Music

Maggie Rose Finds a Glimmer of Hope in Gorgeous New Ballad ’20/20′

“Everything I do is a temporary fix,” Maggie Rose laments in her new song “20/20,” written and recorded in the early days of the quarantine.

Beginning as a gentle solo piano ballad, “20/20” transitions into a full-band swoon, with the Nashville soul singer finding a glimmer of hope in a really bad year. “I’ve seen strangers be neighbors and stars shine greater,” she sings, before envisioning a day when the crisis is over. “Oh how sweet it’ll taste when we finally know we’ve made it.”

Rose wrote “20/20” with Alex Haddad, Larry Florman, and Sarah Tomek, and she stresses it was a song that took time and connection to truly coalesce.

“It started to form when those endless days under quarantine began to blur together, right around the time when all of those bread starters people had been making were ready to yield some loaves. Instead of bread making, I opted to trudge up the hill in our backyard to our shed where an old electric keyboard had been patiently waiting for someone to play it. Performing my songs on piano was the big one on my list of ‘things I will do when I have the time’ and let’s face it, I had the time and desperately needed the inspiration,” Rose says in a statement.

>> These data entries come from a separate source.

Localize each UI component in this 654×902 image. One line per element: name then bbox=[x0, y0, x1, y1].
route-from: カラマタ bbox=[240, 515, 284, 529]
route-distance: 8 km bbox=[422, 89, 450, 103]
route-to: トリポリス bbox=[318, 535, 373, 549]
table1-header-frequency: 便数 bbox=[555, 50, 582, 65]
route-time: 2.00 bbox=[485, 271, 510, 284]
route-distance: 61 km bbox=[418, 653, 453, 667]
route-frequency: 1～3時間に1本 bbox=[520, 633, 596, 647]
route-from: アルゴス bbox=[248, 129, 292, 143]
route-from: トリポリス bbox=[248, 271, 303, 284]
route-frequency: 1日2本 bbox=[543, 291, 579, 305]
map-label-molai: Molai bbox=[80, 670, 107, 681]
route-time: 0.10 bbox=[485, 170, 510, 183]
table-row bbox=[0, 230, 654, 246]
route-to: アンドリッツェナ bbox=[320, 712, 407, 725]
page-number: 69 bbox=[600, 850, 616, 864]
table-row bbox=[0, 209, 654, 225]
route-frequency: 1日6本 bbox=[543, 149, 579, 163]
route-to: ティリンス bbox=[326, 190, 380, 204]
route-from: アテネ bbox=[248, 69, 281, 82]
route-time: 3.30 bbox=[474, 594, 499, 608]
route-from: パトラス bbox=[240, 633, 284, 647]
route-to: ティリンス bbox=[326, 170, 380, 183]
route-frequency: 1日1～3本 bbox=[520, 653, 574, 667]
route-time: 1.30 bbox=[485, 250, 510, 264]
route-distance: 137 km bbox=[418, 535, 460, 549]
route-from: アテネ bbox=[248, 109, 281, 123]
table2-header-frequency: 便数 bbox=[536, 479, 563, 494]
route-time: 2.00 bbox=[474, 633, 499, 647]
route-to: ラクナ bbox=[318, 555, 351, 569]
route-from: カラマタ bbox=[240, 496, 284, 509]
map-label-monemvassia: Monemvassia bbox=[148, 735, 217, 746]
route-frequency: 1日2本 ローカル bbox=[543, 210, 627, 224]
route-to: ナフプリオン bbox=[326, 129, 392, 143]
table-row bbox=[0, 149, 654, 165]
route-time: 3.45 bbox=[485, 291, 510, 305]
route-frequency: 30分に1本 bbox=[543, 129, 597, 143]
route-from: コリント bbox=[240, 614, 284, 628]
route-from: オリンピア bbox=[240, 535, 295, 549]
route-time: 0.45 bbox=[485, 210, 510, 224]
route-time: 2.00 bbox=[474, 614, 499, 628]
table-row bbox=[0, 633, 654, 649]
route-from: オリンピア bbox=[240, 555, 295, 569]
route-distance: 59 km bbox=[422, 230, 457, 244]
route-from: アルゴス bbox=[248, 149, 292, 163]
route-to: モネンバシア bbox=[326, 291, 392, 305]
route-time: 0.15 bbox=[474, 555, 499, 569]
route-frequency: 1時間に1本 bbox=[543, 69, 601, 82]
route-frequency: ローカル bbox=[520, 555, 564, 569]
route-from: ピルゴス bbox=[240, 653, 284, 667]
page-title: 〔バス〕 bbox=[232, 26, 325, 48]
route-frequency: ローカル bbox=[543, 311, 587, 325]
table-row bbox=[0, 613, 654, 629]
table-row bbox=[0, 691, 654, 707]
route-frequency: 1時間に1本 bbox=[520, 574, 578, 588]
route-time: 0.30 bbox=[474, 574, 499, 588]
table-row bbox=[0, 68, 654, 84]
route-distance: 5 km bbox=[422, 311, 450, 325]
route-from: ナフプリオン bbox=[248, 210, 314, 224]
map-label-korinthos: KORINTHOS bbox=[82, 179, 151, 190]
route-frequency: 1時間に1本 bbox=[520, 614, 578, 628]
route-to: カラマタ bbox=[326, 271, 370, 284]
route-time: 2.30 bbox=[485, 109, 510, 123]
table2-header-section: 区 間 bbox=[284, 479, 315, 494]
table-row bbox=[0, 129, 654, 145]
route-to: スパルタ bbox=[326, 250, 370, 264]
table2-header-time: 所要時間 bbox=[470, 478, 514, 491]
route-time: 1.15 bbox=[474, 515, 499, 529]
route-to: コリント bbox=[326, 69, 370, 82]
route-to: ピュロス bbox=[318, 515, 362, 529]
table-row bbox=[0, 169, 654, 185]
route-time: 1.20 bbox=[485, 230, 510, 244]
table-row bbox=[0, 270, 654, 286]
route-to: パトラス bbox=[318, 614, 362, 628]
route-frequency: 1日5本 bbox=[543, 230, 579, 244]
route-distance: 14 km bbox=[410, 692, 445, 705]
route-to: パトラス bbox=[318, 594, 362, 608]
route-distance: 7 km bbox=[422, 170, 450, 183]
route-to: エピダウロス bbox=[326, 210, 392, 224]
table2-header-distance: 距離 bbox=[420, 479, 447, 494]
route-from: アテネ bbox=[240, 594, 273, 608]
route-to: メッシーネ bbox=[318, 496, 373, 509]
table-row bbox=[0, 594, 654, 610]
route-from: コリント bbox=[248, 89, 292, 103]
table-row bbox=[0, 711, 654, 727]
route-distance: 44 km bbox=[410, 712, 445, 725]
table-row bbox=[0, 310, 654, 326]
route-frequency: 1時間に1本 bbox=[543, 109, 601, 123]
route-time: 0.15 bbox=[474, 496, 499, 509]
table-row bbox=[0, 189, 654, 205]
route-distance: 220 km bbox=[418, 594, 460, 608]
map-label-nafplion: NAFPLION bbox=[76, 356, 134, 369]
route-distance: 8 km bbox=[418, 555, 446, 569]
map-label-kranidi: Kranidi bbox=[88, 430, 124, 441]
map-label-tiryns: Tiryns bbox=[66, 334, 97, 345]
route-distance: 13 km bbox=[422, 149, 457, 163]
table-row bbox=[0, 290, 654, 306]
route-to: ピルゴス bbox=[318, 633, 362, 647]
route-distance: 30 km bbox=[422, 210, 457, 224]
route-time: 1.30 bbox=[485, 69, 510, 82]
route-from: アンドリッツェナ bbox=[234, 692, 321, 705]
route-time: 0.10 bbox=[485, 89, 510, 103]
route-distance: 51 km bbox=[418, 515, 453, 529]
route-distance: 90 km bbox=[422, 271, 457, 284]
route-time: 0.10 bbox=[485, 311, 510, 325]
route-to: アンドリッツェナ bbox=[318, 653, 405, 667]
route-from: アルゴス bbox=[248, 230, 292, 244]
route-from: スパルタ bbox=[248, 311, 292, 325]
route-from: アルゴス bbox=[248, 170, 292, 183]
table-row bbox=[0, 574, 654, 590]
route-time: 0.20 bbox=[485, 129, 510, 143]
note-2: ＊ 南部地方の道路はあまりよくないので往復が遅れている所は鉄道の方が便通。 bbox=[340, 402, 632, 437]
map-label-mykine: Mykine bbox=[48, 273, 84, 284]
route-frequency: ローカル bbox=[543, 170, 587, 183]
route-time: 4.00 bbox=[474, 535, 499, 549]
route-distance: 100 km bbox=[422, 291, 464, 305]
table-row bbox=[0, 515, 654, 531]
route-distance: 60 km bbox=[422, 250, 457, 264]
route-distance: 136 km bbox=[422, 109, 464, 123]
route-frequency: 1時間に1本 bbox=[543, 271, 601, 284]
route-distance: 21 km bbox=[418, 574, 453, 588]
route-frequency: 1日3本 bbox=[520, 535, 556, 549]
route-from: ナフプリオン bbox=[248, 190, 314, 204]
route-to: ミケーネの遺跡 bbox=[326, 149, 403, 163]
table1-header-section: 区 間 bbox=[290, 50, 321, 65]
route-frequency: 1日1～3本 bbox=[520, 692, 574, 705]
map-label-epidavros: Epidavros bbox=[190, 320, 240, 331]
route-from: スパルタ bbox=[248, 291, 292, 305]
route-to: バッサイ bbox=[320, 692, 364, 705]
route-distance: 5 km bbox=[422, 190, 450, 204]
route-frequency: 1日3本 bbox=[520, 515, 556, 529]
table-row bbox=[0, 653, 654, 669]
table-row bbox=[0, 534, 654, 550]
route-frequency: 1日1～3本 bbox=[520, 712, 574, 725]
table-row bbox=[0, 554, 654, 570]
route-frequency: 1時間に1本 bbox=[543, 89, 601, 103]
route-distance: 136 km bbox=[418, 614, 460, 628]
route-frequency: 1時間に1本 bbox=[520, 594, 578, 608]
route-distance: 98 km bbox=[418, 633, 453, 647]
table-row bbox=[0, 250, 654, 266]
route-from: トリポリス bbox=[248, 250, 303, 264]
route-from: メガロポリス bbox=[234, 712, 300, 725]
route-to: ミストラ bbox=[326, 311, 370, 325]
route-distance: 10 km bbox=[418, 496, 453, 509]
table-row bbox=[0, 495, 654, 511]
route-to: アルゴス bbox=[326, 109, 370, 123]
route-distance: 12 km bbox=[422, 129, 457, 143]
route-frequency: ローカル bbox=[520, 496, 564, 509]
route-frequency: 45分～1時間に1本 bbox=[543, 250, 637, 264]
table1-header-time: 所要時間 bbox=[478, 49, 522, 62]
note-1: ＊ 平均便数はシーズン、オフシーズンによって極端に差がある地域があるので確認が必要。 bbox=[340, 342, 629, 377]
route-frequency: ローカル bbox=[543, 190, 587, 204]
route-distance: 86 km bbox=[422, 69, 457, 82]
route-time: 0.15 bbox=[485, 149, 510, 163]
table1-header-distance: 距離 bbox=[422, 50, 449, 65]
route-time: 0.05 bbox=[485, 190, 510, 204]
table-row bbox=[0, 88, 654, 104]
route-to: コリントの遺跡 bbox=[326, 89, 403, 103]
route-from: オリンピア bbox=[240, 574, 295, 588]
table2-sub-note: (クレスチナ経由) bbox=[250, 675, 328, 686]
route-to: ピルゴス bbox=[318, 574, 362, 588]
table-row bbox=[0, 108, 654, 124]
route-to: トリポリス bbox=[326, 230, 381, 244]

“20/20” is a gorgeous listen, underscoring the need to remember the little things in our darkest hours. “It’s not in our nature to ignore the silver lining, to take for granted the collaborative spirit that we had reinforced in each other, to forget about the improvement and self-discovery we were all making on an individual and global scale, to miss the neighborly gestures we were receiving from people who used to avoid engaging,” she says. “We hope that as people reflect with us on this year and the pain it has dealt us, they will still allow themselves to imagine how sweet it will taste when we finally know we’ve made it.”

Rose says she had Bill Withers in mind when she wrote it (the R&B singer died in March). On Monday, September 14th, she and special guests like Devon Gilfillian and the Barber Brothers Brass Band will re-create Withers’ 1973 album Live at Carnegie Hall in a free livestream on YouTube. Donations raised will benefit the Good Life Fund, Equity Alliance, and the Americana Music Association.